During the summer of 1911 as the Catskill Aqueduct was being built, Campbell began visiting labor camps along the aqueduct construction route and provided moving pictures with musical accompaniment. These films, which she showed using hints from her father's friend Thomas Edison, gave advice on health and hygiene regulations, state and federal laws, the naturalization process, and technical instruction on aqueduct construction. These were combined with recreational movies on Saturday nights. The experiment went on for three months and reached 7,000 viewers.

She continued her work in immigrant laborer education by creating elementary English lessons based on the words laborers would need to use in their construction jobs. These were published in English/Italian and English/Polish, the most frequently spoken languages. She oversaw the creation of pamphlets explaining concepts such as naturalization requirements, the basic laws of the United States, including child labor and education laws.

==Massachusetts Free Public Library Commission==
Campbell relocated to Brookline, Massachusetts and was appointed Educational Director for Work with Aliens of the Massachusetts Free Public Library Commission (MFPLC) in 1913, the first such post in the United States. She conducted a statewide survey of library resources and services available to immigrants, and worked with town libraries statewide, helping them select and deliver foreign language books. She and was an advocate for the important role libraries could play in the education of immigrants, seeing her role as to "awaken the social conscience" of librarians and other immigrant advocates.

By 1914, nineteen traveling libraries in French, Italian, and Polish, were available throughout the state. She received financial support from foreign societies as well as American patriotic societies. Some foreign governments even donated books, such as the King Oscar’s Traveling Libraries of books in Swedish for Swedish-speaking immigrants. Campbell continued to make bibliographies of foreign-language materials available, in over 20 languages, mainly through the publications of the Massachusetts Library Club. She worked at Camp Devens during World War I, planning and implementing programs for non-English-speaking soldiers, and organizing a hospital library for convalescing soldiers. While she continued her work for MFPLC, she was increasingly being asked to consult for other states with regions with large immigrant populations such as Detroit and Cleveland. She became dismayed that despite her expanded roles at MFPLC her salary had not increased in seven years.

==Lynchburg, Virginia==
Campbell left Massachusetts on December 31, 1921 to become head librarian of the Jones Memorial Library in Lynchburg, Virginia. The Jones Memorial Library was a privately endowed white library but functioned as the de facto public library of Lynchburg. Campbell specifically worked to acquire the works of Virginia authors, and the library had an outstanding collection of Virginiana, considered one of the most complete outside of the University of Virginia and the State Library of Virginia. Under her tenure the collection grew from 6,500 to 70,000 volumes. Campbell was one of the first presidents of the Virginia Library Association, which was formed in the late 1920s.

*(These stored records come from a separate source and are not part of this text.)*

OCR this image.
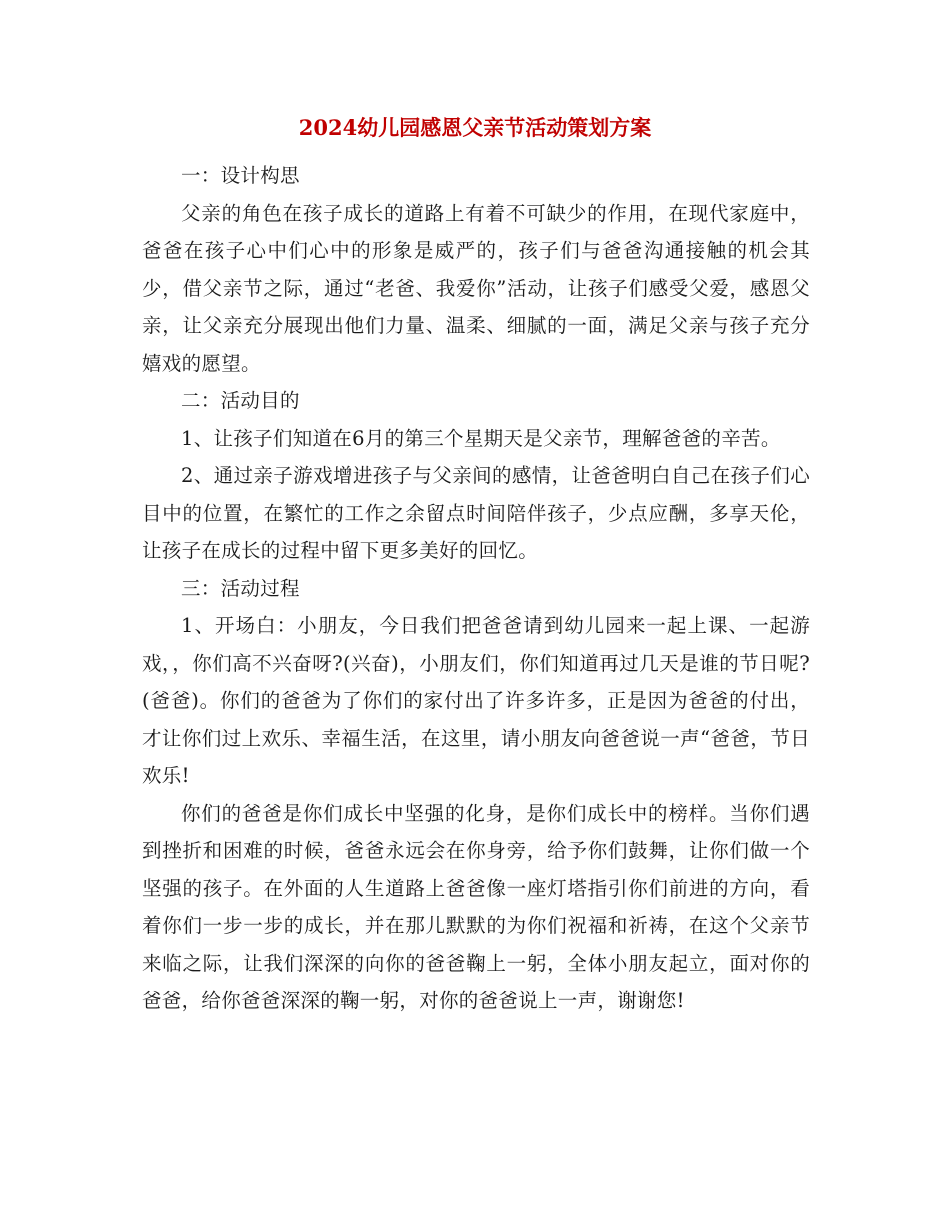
2024幼儿园感恩父亲节活动策划方案

一：设计构思

父亲的角色在孩子成长的道路上有着不可缺少的作用，在现代家庭中，爸爸在孩子心中们心中的形象是威严的，孩子们与爸爸沟通接触的机会其少，借父亲节之际，通过“老爸、我爱你”活动，让孩子们感受父爱，感恩父亲，让父亲充分展现出他们力量、温柔、细腻的一面，满足父亲与孩子充分嬉戏的愿望。

二：活动目的

1、让孩子们知道在6月的第三个星期天是父亲节，理解爸爸的辛苦。

2、通过亲子游戏增进孩子与父亲间的感情，让爸爸明白自己在孩子们心目中的位置，在繁忙的工作之余留点时间陪伴孩子，少点应酬，多享天伦，让孩子在成长的过程中留下更多美好的回忆。

三：活动过程

1、开场白：小朋友，今日我们把爸爸请到幼儿园来一起上课、一起游戏，，你们高不兴奋呀?(兴奋)，小朋友们，你们知道再过几天是谁的节日呢?(爸爸)。你们的爸爸为了你们的家付出了许多许多，正是因为爸爸的付出，才让你们过上欢乐、幸福生活，在这里，请小朋友向爸爸说一声“爸爸，节日欢乐!

你们的爸爸是你们成长中坚强的化身，是你们成长中的榜样。当你们遇到挫折和困难的时候，爸爸永远会在你身旁，给予你们鼓舞，让你们做一个坚强的孩子。在外面的人生道路上爸爸像一座灯塔指引你们前进的方向，看着你们一步一步的成长，并在那儿默默的为你们祝福和祈祷，在这个父亲节来临之际，让我们深深的向你的爸爸鞠上一躬，全体小朋友起立，面对你的爸爸，给你爸爸深深的鞠一躬，对你的爸爸说上一声，谢谢您!
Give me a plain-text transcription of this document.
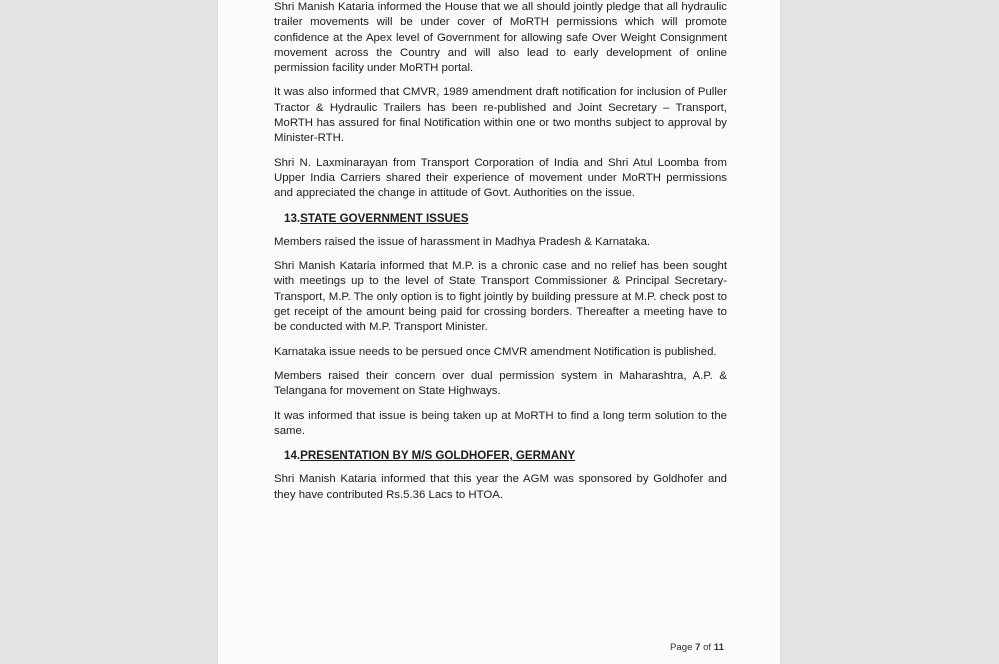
Shri Manish Kataria informed the House that we all should jointly pledge that all hydraulic trailer movements will be under cover of MoRTH permissions which will promote confidence at the Apex level of Government for allowing safe Over Weight Consignment movement across the Country and will also lead to early development of online permission facility under MoRTH portal.

It was also informed that CMVR, 1989 amendment draft notification for inclusion of Puller Tractor & Hydraulic Trailers has been re-published and Joint Secretary – Transport, MoRTH has assured for final Notification within one or two months subject to approval by Minister-RTH.

Shri N. Laxminarayan from Transport Corporation of India and Shri Atul Loomba from Upper India Carriers shared their experience of movement under MoRTH permissions and appreciated the change in attitude of Govt. Authorities on the issue.

13.STATE GOVERNMENT ISSUES

Members raised the issue of harassment in Madhya Pradesh & Karnataka.

Shri Manish Kataria informed that M.P. is a chronic case and no relief has been sought with meetings up to the level of State Transport Commissioner & Principal Secretary-Transport, M.P. The only option is to fight jointly by building pressure at M.P. check post to get receipt of the amount being paid for crossing borders. Thereafter a meeting have to be conducted with M.P. Transport Minister.

Karnataka issue needs to be persued once CMVR amendment Notification is published.

Members raised their concern over dual permission system in Maharashtra, A.P. & Telangana for movement on State Highways.

It was informed that issue is being taken up at MoRTH to find a long term solution to the same.

14.PRESENTATION BY M/S GOLDHOFER, GERMANY

Shri Manish Kataria informed that this year the AGM was sponsored by Goldhofer and they have contributed Rs.5.36 Lacs to HTOA.

Page 7 of 11
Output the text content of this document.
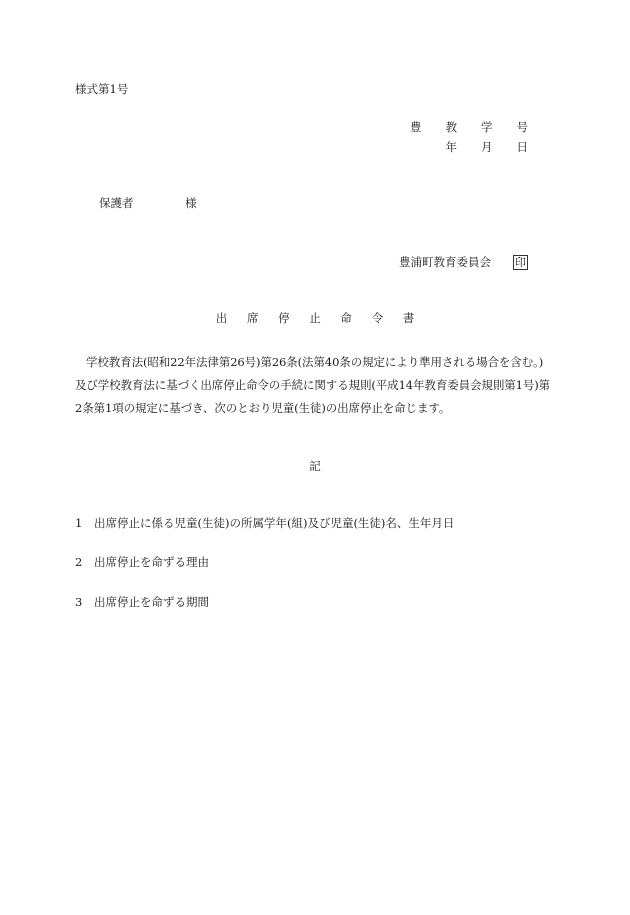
様式第1号
豊 教 学 号
年 月 日
保護者	様
豊浦町教育委員会 印
出 席 停 止 命 令 書
学校教育法(昭和22年法律第26号)第26条(法第40条の規定により準用される場合を含む。)及び学校教育法に基づく出席停止命令の手続に関する規則(平成14年教育委員会規則第1号)第2条第1項の規定に基づき、次のとおり児童(生徒)の出席停止を命じます。
記
1 出席停止に係る児童(生徒)の所属学年(組)及び児童(生徒)名、生年月日
2 出席停止を命ずる理由
3 出席停止を命ずる期間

Campbell helped establish branch libraries for Black readers. Despite being burdened with operating the library under segregation, Campbell worked to try to establish equitable service to Black citizens, sending trucks of books to the local public schools including the segregated African American high school. At this school, she later set up the Dunbar branch and appointed poet Anne Spencer as the librarian. She set up a second branch library within the Robert E. Lee Junior High School. Both of these libraries were later taken over by the schools themselves. She retired in February, 1947.

She died on April 24, 1947. She is buried in Spring Hill Cemetery, in Lynchburg. Her papers are held by Harvard University.